ナラ枯れの意外な原因!? 体長5ミリの小さな昆虫“カシナガ”

2023年4月、キャンプ場の事故が起きた相模原市。
市営のキャンプ場で木の安全性を確認。枯れた木の枝をせん定した。キャンプ場の管理者らを集め、ナラ枯れの危険性についてのセミナーも開いた。

ナラ枯れは、夏であっても冬のように葉が枯れ始めるのがその特徴だ。
ナラ枯れには意外な原因があった。

体長5ミリほどの小さな昆虫「カシノナガキクイムシ」。
通称「カシナガ」だ。

京都府森林技術センターの小林主任研究員は、ナラ枯れを食い止める対策を研究。
カシナガの生態について観察し、YouTubeなどで発信し続けてきた。

カシナガは繁殖に適した弱った木を見つけるとまず数匹が入り込み、フェロモンで仲間を集め、一斉に襲う。いわば虫の総攻撃で、幹に大量の穴を開けた上に病原菌を運び込む。

病原菌に感染した木は、水を吸い上げられなくなって枯れる。
5年ほどで倒れる危険性が高まり、実際、全国各地で倒木による死傷事故がおこっている。

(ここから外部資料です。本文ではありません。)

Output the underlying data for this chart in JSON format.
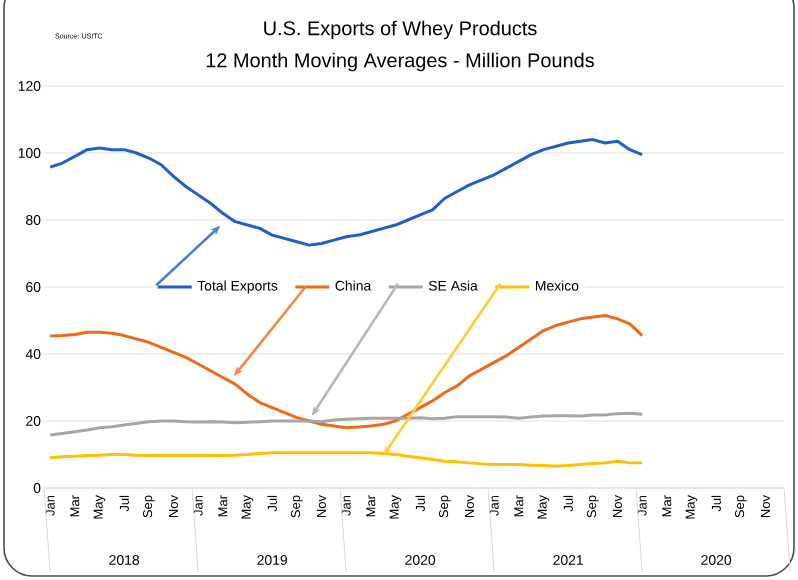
{
  "chart_data": {
    "type": "line",
    "title": "U.S. Exports of Whey Products",
    "subtitle": "12 Month Moving Averages - Million Pounds",
    "categories": [
      "Jan",
      null,
      "Mar",
      null,
      "May",
      null,
      "Jul",
      null,
      "Sep",
      null,
      "Nov",
      null,
      "Jan",
      null,
      "Mar",
      null,
      "May",
      null,
      "Jul",
      null,
      "Sep",
      null,
      "Nov",
      null,
      "Jan",
      null,
      "Mar",
      null,
      "May",
      null,
      "Jul",
      null,
      "Sep",
      null,
      "Nov",
      null,
      "Jan",
      null,
      "Mar",
      null,
      "May",
      null,
      "Jul",
      null,
      "Sep",
      null,
      "Nov",
      null,
      "Jan",
      null,
      "Mar",
      null,
      "May",
      null,
      "Jul",
      null,
      "Sep",
      null,
      "Nov",
      null
    ],
    "series": [
      {
        "name": "Total Exports",
        "color": "#1f5fc8",
        "values": [
          95.8,
          97,
          99,
          101,
          101.5,
          101,
          101,
          100,
          98.5,
          96.5,
          93,
          90,
          87.5,
          85,
          82,
          79.5,
          78.5,
          77.5,
          75.5,
          74.5,
          73.5,
          72.5,
          73,
          74,
          75,
          75.5,
          76.5,
          77.5,
          78.5,
          80,
          81.5,
          83,
          86.5,
          88.5,
          90.5,
          92,
          93.5,
          95.5,
          97.5,
          99.5,
          101,
          102,
          103,
          103.5,
          104,
          103,
          103.5,
          101,
          99.5,
          null,
          null,
          null,
          null,
          null,
          null,
          null,
          null,
          null,
          null,
          null
        ]
      },
      {
        "name": "China",
        "color": "#ed6b17",
        "values": [
          45.4,
          45.5,
          45.8,
          46.5,
          46.5,
          46.2,
          45.5,
          44.5,
          43.5,
          42,
          40.5,
          39,
          37,
          35,
          33,
          31,
          28,
          25.5,
          24,
          22.5,
          21,
          20,
          19,
          18.5,
          18,
          18.2,
          18.5,
          19,
          20,
          22,
          24,
          26,
          28.5,
          30.5,
          33.5,
          35.5,
          37.5,
          39.5,
          42,
          44.5,
          47,
          48.5,
          49.5,
          50.5,
          51,
          51.5,
          50.5,
          49,
          45.5,
          null,
          null,
          null,
          null,
          null,
          null,
          null,
          null,
          null,
          null,
          null
        ]
      },
      {
        "name": "SE Asia",
        "color": "#a5a5a5",
        "values": [
          15.8,
          16.3,
          16.8,
          17.3,
          18,
          18.3,
          18.8,
          19.3,
          19.8,
          20,
          20,
          19.8,
          19.7,
          19.8,
          19.7,
          19.5,
          19.6,
          19.8,
          20,
          20,
          20,
          20,
          19.8,
          20.3,
          20.5,
          20.7,
          20.8,
          20.8,
          20.8,
          20.8,
          21,
          20.7,
          20.8,
          21.3,
          21.3,
          21.3,
          21.3,
          21.2,
          20.8,
          21.2,
          21.5,
          21.6,
          21.6,
          21.5,
          21.8,
          21.8,
          22.2,
          22.3,
          22,
          null,
          null,
          null,
          null,
          null,
          null,
          null,
          null,
          null,
          null,
          null
        ]
      },
      {
        "name": "Mexico",
        "color": "#ffc000",
        "values": [
          9,
          9.3,
          9.5,
          9.7,
          9.8,
          10,
          10,
          9.8,
          9.7,
          9.7,
          9.7,
          9.7,
          9.7,
          9.7,
          9.7,
          9.8,
          10,
          10.3,
          10.5,
          10.5,
          10.5,
          10.5,
          10.5,
          10.5,
          10.5,
          10.5,
          10.5,
          10.3,
          10,
          9.5,
          9,
          8.5,
          8,
          7.8,
          7.5,
          7.2,
          7,
          7,
          7,
          6.8,
          6.7,
          6.5,
          6.7,
          7,
          7.3,
          7.5,
          8,
          7.5,
          7.5,
          null,
          null,
          null,
          null,
          null,
          null,
          null,
          null,
          null,
          null,
          null
        ]
      }
    ],
    "ylim": [
      0,
      120
    ],
    "yticks": [
      0,
      20,
      40,
      60,
      80,
      100,
      120
    ],
    "grid": "y",
    "legend": "center",
    "marker": "none",
    "line_style": "solid",
    "annotations": [
      "Source: USITC",
      "2018",
      "2019",
      "2020",
      "2021",
      "2020"
    ]
  }
}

総攻撃を受けた木を見ると、カシナガが開けた多数の小さな穴が…。

樹木医
「楊枝の先端が入るか入らないかの小さな穴。本当に細かい粉が積もっています」

根元には木の粉が残される。
カシナガがかじった木クズと排泄物の混ざったものだ。

カシナガは幹の中で繁殖し、羽化した成虫が木から木へと被害を広げる。
ナラ枯れは1980年代から広がり、2010年度をピークに一度は減ったが、ここ数年で再び拡大。

特に目立つのが、これまで限定的だった“首都圏”だ。東京では皇居にも被害が及び、首都圏は3年前の20倍に急増。人の多いエリアに倒木事故のリスクが迫っている。
                  
最も被害が多いのが神奈川県。           
カブトムシをとるツアーの主催者も、この夏はナラ枯れによる事故を警戒している。

「昆虫文化を子供たちに伝える会」三宅潔 代表
「あんなの上から落ちてきたら死にます」

相模原市は2022年だけで1300本以上の枯れた木を伐採。
それと並行して、あらかじめ木に殺菌剤を注入し菌の繁殖を抑える予防法を試したが、思うような効果が得られなかったという。